What Does a Multi-Year Deployment Look Like?
Following configurations show how multiple years of data can be collected using Ed-Fi technology where each ODS collects data for single school year and data for multiple years can be brought together downstream at the data warehouse layer.
End of Year Considerations
When configurating your ODS to collect "single-year" data, there are a few of things to consider during yearly rollover process:
End of Year Rollover | Details |
---|---|
Determination of need for continued API access of prior year ODS |
|
Deploy new ODS / API school year ODS |
|
Load or migrate initial data |
|
Inform vendors of new URL |
|
Open collection for new year |
|
Possible Uses for Multi-Year Data in Single ODS
In ODS implementations where only very limited data elements are being used, and where those elements are natively multi-year in the Ed-Fi data model (generally because they are natively multi-year in the source system as well), a multi-year database / deployment model may work OK.

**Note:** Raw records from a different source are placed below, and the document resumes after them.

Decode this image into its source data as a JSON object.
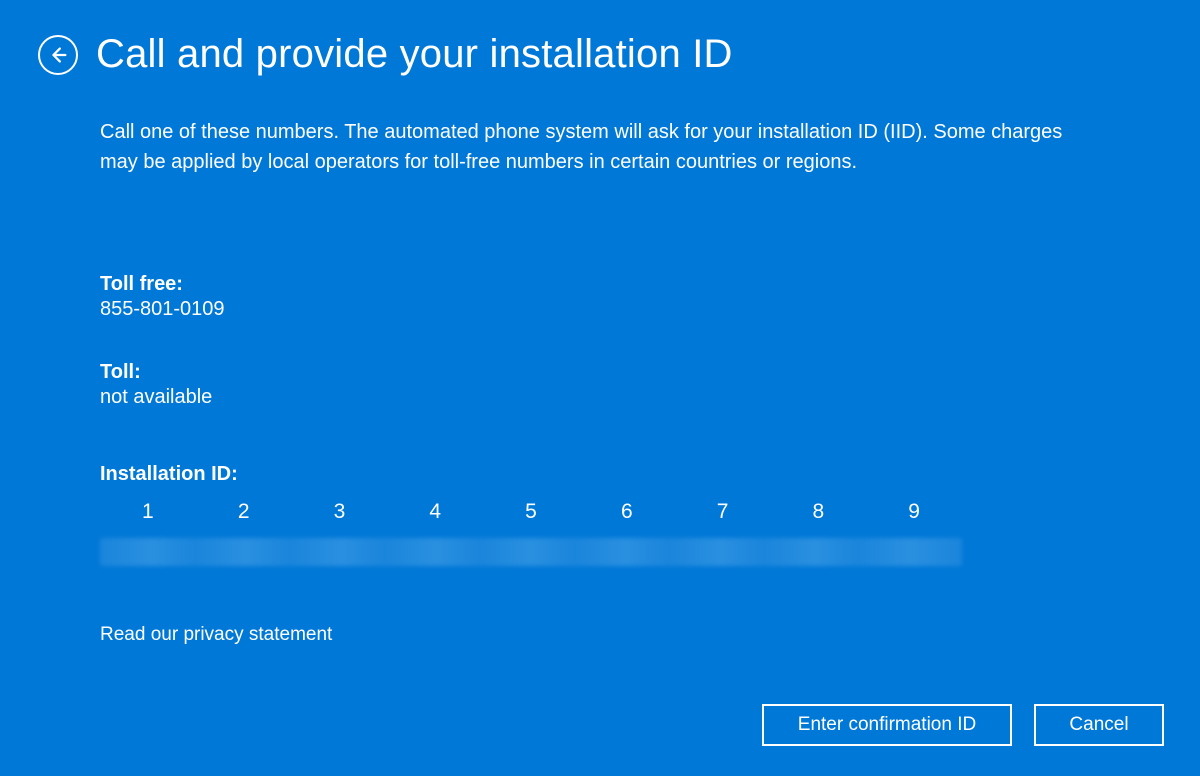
{
  "header": {
    "title": "Call and provide your installation ID"
  },
  "description": "Call one of these numbers. The automated phone system will ask for your installation ID (IID). Some charges may be applied by local operators for toll-free numbers in certain countries or regions.",
  "toll_free": {
    "label": "Toll free:",
    "value": "855-801-0109"
  },
  "toll": {
    "label": "Toll:",
    "value": "not available"
  },
  "installation": {
    "label": "Installation ID:",
    "columns": [
      "1",
      "2",
      "3",
      "4",
      "5",
      "6",
      "7",
      "8",
      "9"
    ]
  },
  "privacy_link": "Read our privacy statement",
  "buttons": {
    "enter_confirmation": "Enter confirmation ID",
    "cancel": "Cancel"
  }
}
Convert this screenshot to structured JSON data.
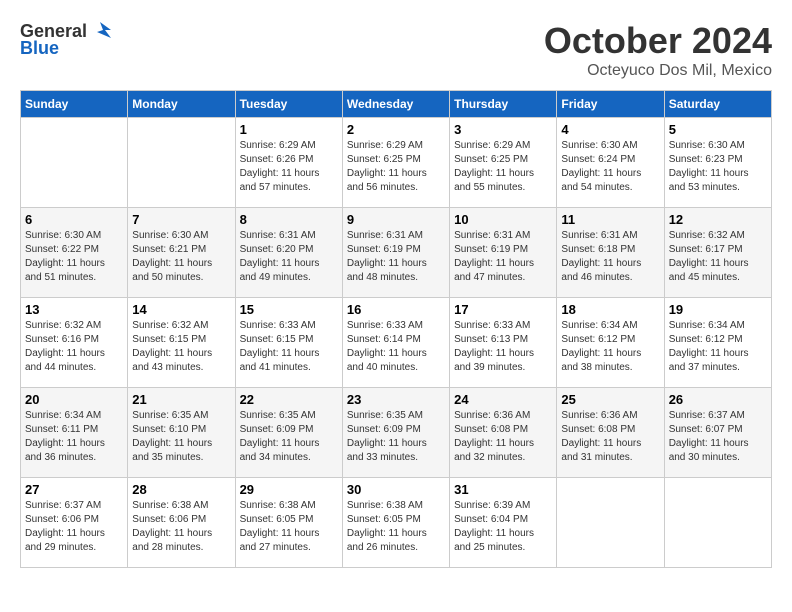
{
  "header": {
    "logo": {
      "general": "General",
      "blue": "Blue"
    },
    "month": "October 2024",
    "location": "Octeyuco Dos Mil, Mexico"
  },
  "weekdays": [
    "Sunday",
    "Monday",
    "Tuesday",
    "Wednesday",
    "Thursday",
    "Friday",
    "Saturday"
  ],
  "weeks": [
    [
      {
        "day": "",
        "info": ""
      },
      {
        "day": "",
        "info": ""
      },
      {
        "day": "1",
        "sunrise": "Sunrise: 6:29 AM",
        "sunset": "Sunset: 6:26 PM",
        "daylight": "Daylight: 11 hours and 57 minutes."
      },
      {
        "day": "2",
        "sunrise": "Sunrise: 6:29 AM",
        "sunset": "Sunset: 6:25 PM",
        "daylight": "Daylight: 11 hours and 56 minutes."
      },
      {
        "day": "3",
        "sunrise": "Sunrise: 6:29 AM",
        "sunset": "Sunset: 6:25 PM",
        "daylight": "Daylight: 11 hours and 55 minutes."
      },
      {
        "day": "4",
        "sunrise": "Sunrise: 6:30 AM",
        "sunset": "Sunset: 6:24 PM",
        "daylight": "Daylight: 11 hours and 54 minutes."
      },
      {
        "day": "5",
        "sunrise": "Sunrise: 6:30 AM",
        "sunset": "Sunset: 6:23 PM",
        "daylight": "Daylight: 11 hours and 53 minutes."
      }
    ],
    [
      {
        "day": "6",
        "sunrise": "Sunrise: 6:30 AM",
        "sunset": "Sunset: 6:22 PM",
        "daylight": "Daylight: 11 hours and 51 minutes."
      },
      {
        "day": "7",
        "sunrise": "Sunrise: 6:30 AM",
        "sunset": "Sunset: 6:21 PM",
        "daylight": "Daylight: 11 hours and 50 minutes."
      },
      {
        "day": "8",
        "sunrise": "Sunrise: 6:31 AM",
        "sunset": "Sunset: 6:20 PM",
        "daylight": "Daylight: 11 hours and 49 minutes."
      },
      {
        "day": "9",
        "sunrise": "Sunrise: 6:31 AM",
        "sunset": "Sunset: 6:19 PM",
        "daylight": "Daylight: 11 hours and 48 minutes."
      },
      {
        "day": "10",
        "sunrise": "Sunrise: 6:31 AM",
        "sunset": "Sunset: 6:19 PM",
        "daylight": "Daylight: 11 hours and 47 minutes."
      },
      {
        "day": "11",
        "sunrise": "Sunrise: 6:31 AM",
        "sunset": "Sunset: 6:18 PM",
        "daylight": "Daylight: 11 hours and 46 minutes."
      },
      {
        "day": "12",
        "sunrise": "Sunrise: 6:32 AM",
        "sunset": "Sunset: 6:17 PM",
        "daylight": "Daylight: 11 hours and 45 minutes."
      }
    ],
    [
      {
        "day": "13",
        "sunrise": "Sunrise: 6:32 AM",
        "sunset": "Sunset: 6:16 PM",
        "daylight": "Daylight: 11 hours and 44 minutes."
      },
      {
        "day": "14",
        "sunrise": "Sunrise: 6:32 AM",
        "sunset": "Sunset: 6:15 PM",
        "daylight": "Daylight: 11 hours and 43 minutes."
      },
      {
        "day": "15",
        "sunrise": "Sunrise: 6:33 AM",
        "sunset": "Sunset: 6:15 PM",
        "daylight": "Daylight: 11 hours and 41 minutes."
      },
      {
        "day": "16",
        "sunrise": "Sunrise: 6:33 AM",
        "sunset": "Sunset: 6:14 PM",
        "daylight": "Daylight: 11 hours and 40 minutes."
      },
      {
        "day": "17",
        "sunrise": "Sunrise: 6:33 AM",
        "sunset": "Sunset: 6:13 PM",
        "daylight": "Daylight: 11 hours and 39 minutes."
      },
      {
        "day": "18",
        "sunrise": "Sunrise: 6:34 AM",
        "sunset": "Sunset: 6:12 PM",
        "daylight": "Daylight: 11 hours and 38 minutes."
      },
      {
        "day": "19",
        "sunrise": "Sunrise: 6:34 AM",
        "sunset": "Sunset: 6:12 PM",
        "daylight": "Daylight: 11 hours and 37 minutes."
      }
    ],
    [
      {
        "day": "20",
        "sunrise": "Sunrise: 6:34 AM",
        "sunset": "Sunset: 6:11 PM",
        "daylight": "Daylight: 11 hours and 36 minutes."
      },
      {
        "day": "21",
        "sunrise": "Sunrise: 6:35 AM",
        "sunset": "Sunset: 6:10 PM",
        "daylight": "Daylight: 11 hours and 35 minutes."
      },
      {
        "day": "22",
        "sunrise": "Sunrise: 6:35 AM",
        "sunset": "Sunset: 6:09 PM",
        "daylight": "Daylight: 11 hours and 34 minutes."
      },
      {
        "day": "23",
        "sunrise": "Sunrise: 6:35 AM",
        "sunset": "Sunset: 6:09 PM",
        "daylight": "Daylight: 11 hours and 33 minutes."
      },
      {
        "day": "24",
        "sunrise": "Sunrise: 6:36 AM",
        "sunset": "Sunset: 6:08 PM",
        "daylight": "Daylight: 11 hours and 32 minutes."
      },
      {
        "day": "25",
        "sunrise": "Sunrise: 6:36 AM",
        "sunset": "Sunset: 6:08 PM",
        "daylight": "Daylight: 11 hours and 31 minutes."
      },
      {
        "day": "26",
        "sunrise": "Sunrise: 6:37 AM",
        "sunset": "Sunset: 6:07 PM",
        "daylight": "Daylight: 11 hours and 30 minutes."
      }
    ],
    [
      {
        "day": "27",
        "sunrise": "Sunrise: 6:37 AM",
        "sunset": "Sunset: 6:06 PM",
        "daylight": "Daylight: 11 hours and 29 minutes."
      },
      {
        "day": "28",
        "sunrise": "Sunrise: 6:38 AM",
        "sunset": "Sunset: 6:06 PM",
        "daylight": "Daylight: 11 hours and 28 minutes."
      },
      {
        "day": "29",
        "sunrise": "Sunrise: 6:38 AM",
        "sunset": "Sunset: 6:05 PM",
        "daylight": "Daylight: 11 hours and 27 minutes."
      },
      {
        "day": "30",
        "sunrise": "Sunrise: 6:38 AM",
        "sunset": "Sunset: 6:05 PM",
        "daylight": "Daylight: 11 hours and 26 minutes."
      },
      {
        "day": "31",
        "sunrise": "Sunrise: 6:39 AM",
        "sunset": "Sunset: 6:04 PM",
        "daylight": "Daylight: 11 hours and 25 minutes."
      },
      {
        "day": "",
        "info": ""
      },
      {
        "day": "",
        "info": ""
      }
    ]
  ]
}
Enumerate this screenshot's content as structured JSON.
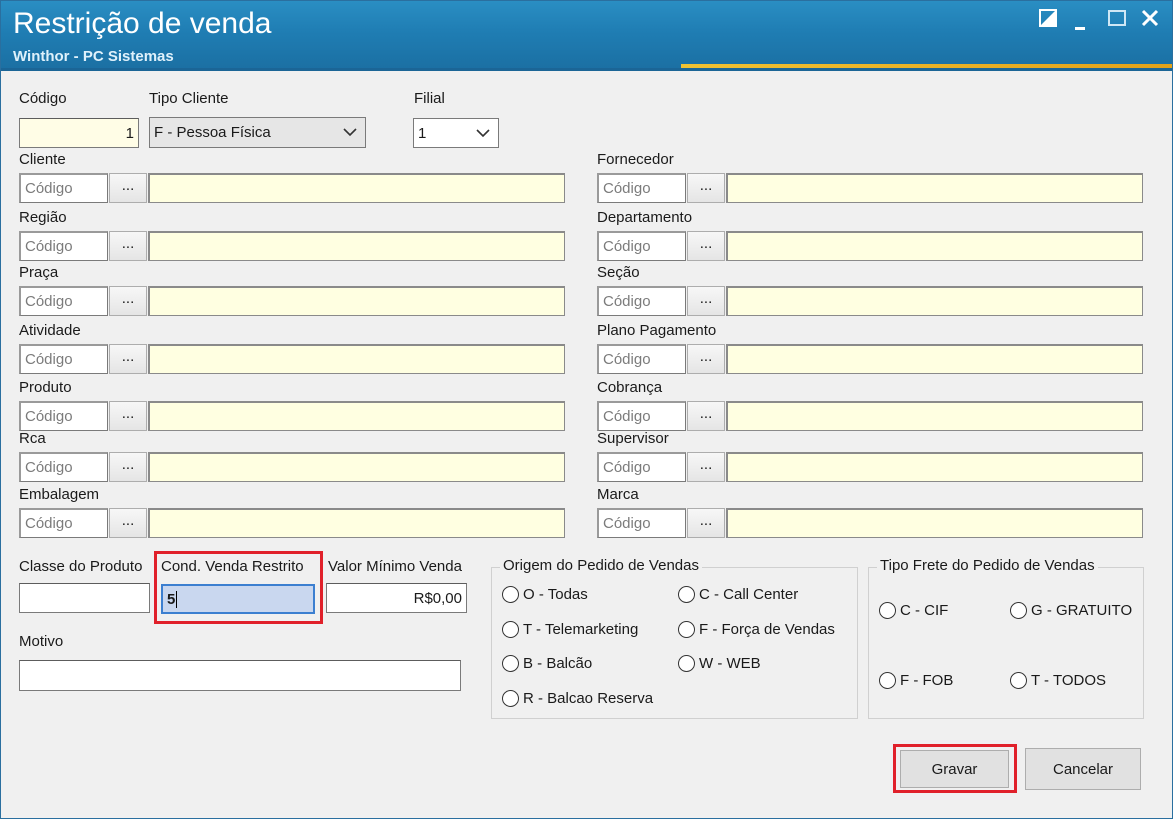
{
  "window": {
    "title": "Restrição de venda",
    "subtitle": "Winthor - PC Sistemas"
  },
  "top": {
    "codigo": {
      "label": "Código",
      "value": "1"
    },
    "tipo_cliente": {
      "label": "Tipo Cliente",
      "value": "F - Pessoa Física"
    },
    "filial": {
      "label": "Filial",
      "value": "1"
    }
  },
  "left_fields": [
    {
      "label": "Cliente",
      "placeholder": "Código",
      "button": "..."
    },
    {
      "label": "Região",
      "placeholder": "Código",
      "button": "..."
    },
    {
      "label": "Praça",
      "placeholder": "Código",
      "button": "..."
    },
    {
      "label": "Atividade",
      "placeholder": "Código",
      "button": "..."
    },
    {
      "label": "Produto",
      "placeholder": "Código",
      "button": "..."
    },
    {
      "label": "Rca",
      "placeholder": "Código",
      "button": "..."
    },
    {
      "label": "Embalagem",
      "placeholder": "Código",
      "button": "..."
    }
  ],
  "right_fields": [
    {
      "label": "Fornecedor",
      "placeholder": "Código",
      "button": "..."
    },
    {
      "label": "Departamento",
      "placeholder": "Código",
      "button": "..."
    },
    {
      "label": "Seção",
      "placeholder": "Código",
      "button": "..."
    },
    {
      "label": "Plano Pagamento",
      "placeholder": "Código",
      "button": "..."
    },
    {
      "label": "Cobrança",
      "placeholder": "Código",
      "button": "..."
    },
    {
      "label": "Supervisor",
      "placeholder": "Código",
      "button": "..."
    },
    {
      "label": "Marca",
      "placeholder": "Código",
      "button": "..."
    }
  ],
  "bottom": {
    "classe_produto": {
      "label": "Classe do Produto",
      "value": ""
    },
    "cond_venda": {
      "label": "Cond. Venda Restrito",
      "value": "5"
    },
    "valor_minimo": {
      "label": "Valor Mínimo Venda",
      "value": "R$0,00"
    },
    "motivo": {
      "label": "Motivo",
      "value": ""
    }
  },
  "origem": {
    "title": "Origem do Pedido de Vendas",
    "options": [
      "O - Todas",
      "C - Call Center",
      "T - Telemarketing",
      "F - Força de Vendas",
      "B - Balcão",
      "W - WEB",
      "R - Balcao Reserva"
    ]
  },
  "frete": {
    "title": "Tipo Frete do Pedido de Vendas",
    "options": [
      "C - CIF",
      "G - GRATUITO",
      "F - FOB",
      "T - TODOS"
    ]
  },
  "buttons": {
    "save": "Gravar",
    "cancel": "Cancelar"
  },
  "colors": {
    "titlebar": "#1f7db3",
    "highlight": "#e0202a",
    "field_yellow": "#ffffe1"
  }
}
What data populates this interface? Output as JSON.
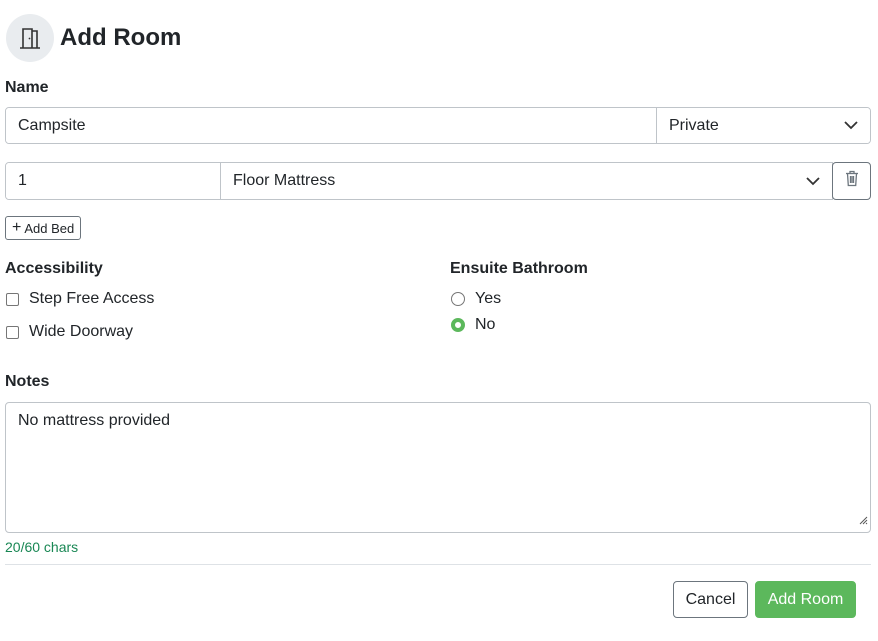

For example, if an agency is just collecting a limited set of assessment data, this pattern may work well enough, as assessment data is very "event-based" and therefore is largely natively multi-year.
Although collecting multiple years of data may work in these use cases, it is still not recommended as it will have some of the limitations listed above. In particular, this model will also discourage agencies in updating to newer ODS versions, which increases ecosystem and vendor fragmentation.